I recently started seeing a pelvic floor physical therapist. I hesitated for weeks and finally made my first appointment. As a pilates instructor, I was ashamed to admit that I leak urine when I do jumping jacks or cough or sneeze unexpectedly. The first 3 months postpartum the leaking happened a lot. I had to wear poise pads out in public. As I gathered more hours of sleep and a little more time to myself, I was able to dedicate at an hour a week to pilates. Then the leaking stopped. YES! Pilates is working and I'm back to having a functioning pelvic floor. Then I weaned my daughter. Over the holidays, I got sick and I had allergies to boot. I was sneezing and coughing and wetting my pants again. I felt so disappointed in my body. I knew that I had to see a pelvic floor professional.
After a ton of research on who to go to, I chose Erin Arnold. I was drawn to the Myofascial Release aspect to her work since I dabble in a bit of that in my own work. At my first appointment she asked me when I weaned my daughter and remarked that when breastfeeding stops the change of estrogen in your body directly affects your pelvic floor. That's why I was leak free for 9 months and all of a sudden it came back. My body is also doing a lot of weight bearing, picking up an increasingly heavy toddler who still likes to be carried in my arms (then put down, then picked up and so on). After my first session, we found out that it's not that my pelvic floor is weak, it's too tight and overworking. I needed to learn how to release my pelvic floor. Releasing your pelvic floor means you can contract it correctly. More on releasing/contracting in an upcoming post.
Myofascial release by hands is truly magical. I can't explain exactly how it feels, it's sort of like your body twitches into release. It astonishes me how the smallest touch can have such huge impact on the body. My second appointment focused on an internal pelvic exam and myofascial release. It didn't feel as invasive as I feared, but it was kind of weird to be honest. It was very gentle and had an amazing impact on not only my pelvic floor but my whole body. My butt felt like 2 fluffy marshmallows and I felt 2 inches taller.

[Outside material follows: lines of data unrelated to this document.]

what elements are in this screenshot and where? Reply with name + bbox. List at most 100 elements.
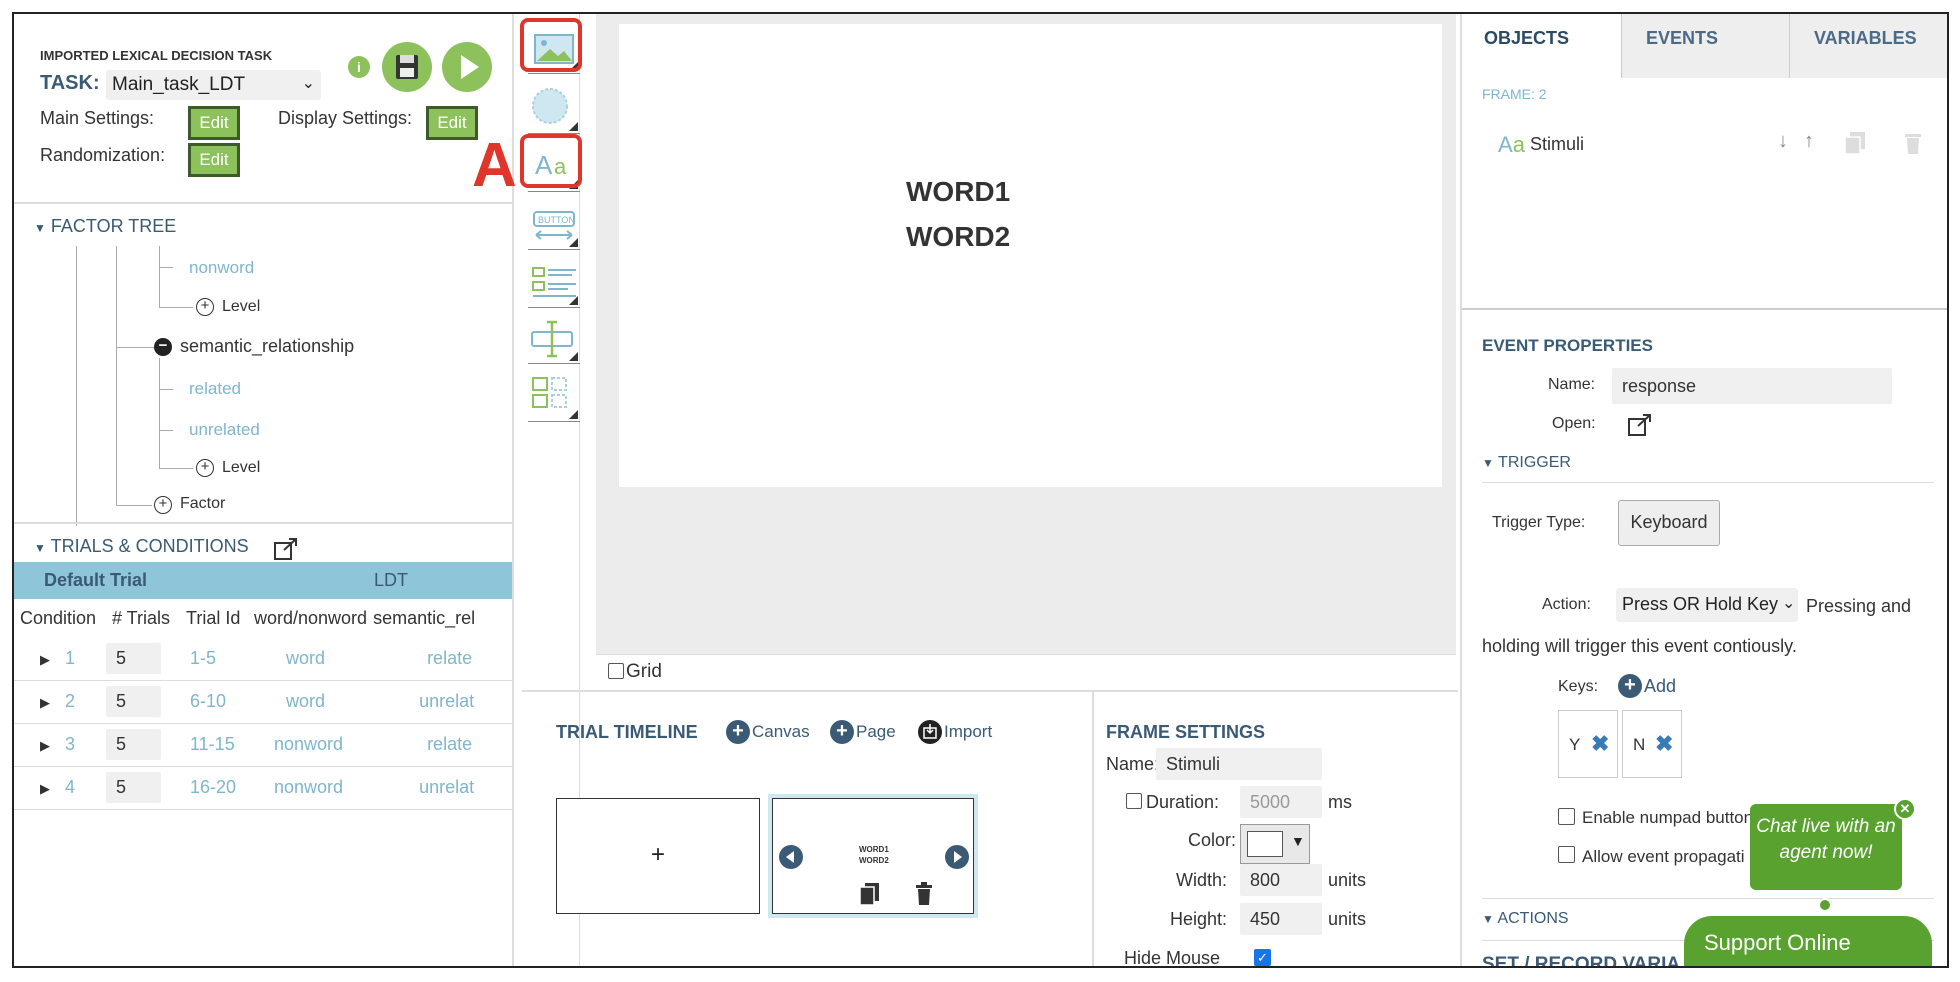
condition-cell[interactable]: ▶ 2 [14,680,106,724]
remove-key-icon[interactable]: ✖ [1655,731,1673,757]
tree-item-related[interactable]: related [189,379,241,399]
input-tool-button[interactable] [528,312,580,364]
triangle-right-icon[interactable]: ▶ [40,781,50,796]
duration-input[interactable]: 5000 [1240,786,1322,818]
color-picker[interactable]: ▼ [1240,824,1310,864]
triangle-right-icon[interactable]: ▶ [40,695,50,710]
button-tool-button[interactable]: BUTTON [528,198,580,250]
triangle-right-icon[interactable]: ▶ [40,652,50,667]
info-icon[interactable]: i [348,56,370,78]
allow-propagation-checkbox[interactable] [1558,846,1575,863]
chat-bubble[interactable]: Chat live with an agent now! [1750,804,1902,890]
task-select[interactable]: Main_task_LDT ⌄ [106,70,321,100]
tree-add-level[interactable]: Level [222,459,260,477]
triangle-right-icon[interactable]: ▶ [40,738,50,753]
display-settings-edit-button[interactable]: Edit [426,106,478,140]
table-row[interactable]: ▶ 3 5 11-15 nonword relate [14,723,512,767]
trash-icon[interactable] [1902,130,1924,156]
frame-settings: FRAME SETTINGS Name: Stimuli Duration: 5… [1092,690,1458,966]
event-name-input[interactable]: response [1612,368,1892,404]
move-left-icon[interactable] [779,845,803,869]
close-chat-icon[interactable]: ✕ [1894,798,1916,820]
list-tool-button[interactable] [528,256,580,308]
tree-add-factor[interactable]: Factor [180,495,225,513]
trials-count-input[interactable]: 5 [106,772,161,803]
add-canvas-label: Canvas [752,722,810,741]
timeline-frame-2-selected[interactable]: WORD1 WORD2 [768,794,978,918]
timeline-frame-1[interactable]: + [556,798,760,914]
trigger-type-button[interactable]: Keyboard [1618,500,1720,546]
tree-line [159,430,173,431]
copy-icon[interactable] [857,881,881,907]
table-row[interactable]: ▶ 2 5 6-10 word unrelat [14,680,512,724]
duration-checkbox[interactable] [1126,793,1142,809]
action-select-value: Press OR Hold Key [1622,594,1779,614]
trials-toggle[interactable]: ▼ TRIALS & CONDITIONS [34,536,249,557]
trials-table: Condition # Trials Trial Id word/nonword… [14,599,512,810]
shape-tool-button[interactable] [528,82,580,134]
trials-count-cell[interactable]: 5 [106,723,180,767]
tab-events[interactable]: EVENTS [1624,14,1790,78]
object-row-stimuli[interactable]: Aa Stimuli ↓ ↑ [1462,118,1947,168]
arrow-up-icon[interactable]: ↑ [1804,130,1814,153]
add-factor-icon[interactable]: + [154,496,172,514]
trials-count-input[interactable]: 5 [106,686,161,717]
factor-tree-toggle[interactable]: ▼ FACTOR TREE [34,216,176,237]
trials-count-cell[interactable]: 5 [106,766,180,810]
tree-item-semantic-relationship[interactable]: semantic_relationship [180,336,354,357]
stage-canvas[interactable]: WORD1 WORD2 [619,24,1442,487]
add-level-icon[interactable]: + [196,298,214,316]
tree-add-level[interactable]: Level [222,298,260,316]
main-settings-edit-button[interactable]: Edit [188,106,240,140]
trials-count-cell[interactable]: 5 [106,637,180,681]
actions-toggle[interactable]: ▼ ACTIONS [1482,910,1569,928]
stimulus-word2[interactable]: WORD2 [906,221,1010,253]
divider [1482,898,1934,899]
tab-objects[interactable]: OBJECTS [1462,14,1622,78]
duplicate-icon[interactable] [1842,130,1868,156]
grid-bar: Grid [596,654,1456,686]
condition-cell[interactable]: ▶ 1 [14,637,106,681]
trash-icon[interactable] [913,881,935,907]
tree-line [159,389,173,390]
trials-count-input[interactable]: 5 [106,729,161,760]
support-online-label: Support Online [1704,930,1851,955]
height-label: Height: [1170,909,1228,929]
collapse-icon[interactable]: − [154,338,172,356]
arrow-down-icon[interactable]: ↓ [1778,130,1788,153]
word-cell: nonword [248,723,368,767]
trials-count-cell[interactable]: 5 [106,680,180,724]
frame-name-input[interactable]: Stimuli [1156,748,1322,780]
table-row[interactable]: ▶ 4 5 16-20 nonword unrelat [14,766,512,810]
remove-key-icon[interactable]: ✖ [1591,731,1609,757]
external-link-icon[interactable] [1626,412,1654,438]
width-input[interactable]: 800 [1240,864,1322,896]
condition-cell[interactable]: ▶ 4 [14,766,106,810]
stimulus-word1[interactable]: WORD1 [906,176,1010,208]
annotation-box-b [520,18,582,72]
enable-numpad-checkbox[interactable] [1558,808,1575,825]
layout-tool-button[interactable] [528,370,580,422]
save-button[interactable] [382,42,432,92]
divider [14,522,514,524]
table-row[interactable]: ▶ 1 5 1-5 word relate [14,637,512,681]
play-button[interactable] [442,42,492,92]
hide-mouse-checkbox[interactable]: ✓ [1254,949,1271,966]
external-link-icon[interactable] [272,536,300,562]
grid-checkbox[interactable] [608,663,624,679]
add-level-icon[interactable]: + [196,459,214,477]
tree-item-nonword[interactable]: nonword [189,258,254,278]
trigger-toggle[interactable]: ▼ TRIGGER [1482,454,1571,472]
tab-variables[interactable]: VARIABLES [1792,14,1947,78]
timeline-frame-2[interactable]: WORD1 WORD2 [772,798,974,914]
tree-item-unrelated[interactable]: unrelated [189,420,260,440]
tree-line [116,505,152,506]
move-right-icon[interactable] [945,845,969,869]
condition-cell[interactable]: ▶ 3 [14,723,106,767]
height-input[interactable]: 450 [1240,903,1322,935]
action-select[interactable]: Press OR Hold Key ⌄ [1616,588,1798,622]
trials-count-input[interactable]: 5 [106,642,161,674]
ldt-label: LDT [374,570,409,590]
randomization-edit-button[interactable]: Edit [188,143,240,177]
support-online-button[interactable]: Support Online [1684,916,1932,966]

I rested for a week and thought I'd try doing a HIIT workout. I knew that I could be running the risk of putting too much on my pelvic floor. I was fine during the workout but later that afternoon, I had 2 sneeze attacks and leaked again! Twice! Then I got my period! I went back to Erin a week later and told her what happened. She gently suggested that it was that HIIT workout that caused my set back and that when the uterus swells during a period it pushes against the bladder. Why did I do the HIIT workout? I knew it probably wasn't the best exercise to do when doing physical therapy for your pelvic floor. It felt good and I remembered what it was like pre-pregnancy to do cardio. I was good at it, I felt awesome after running 2 miles on the treadmill and doing squat jacks. Part of the battle of postnatal exercise is letting go of the idea that your exercise routine before baby doesn't necessarily serve you well after baby. You might eventually be able to do those 50 burpees again but you have to take care of yourself first. It took 10 months to create a human, it will take at least that long to heal. Move FORWARD, don't bounce BACK.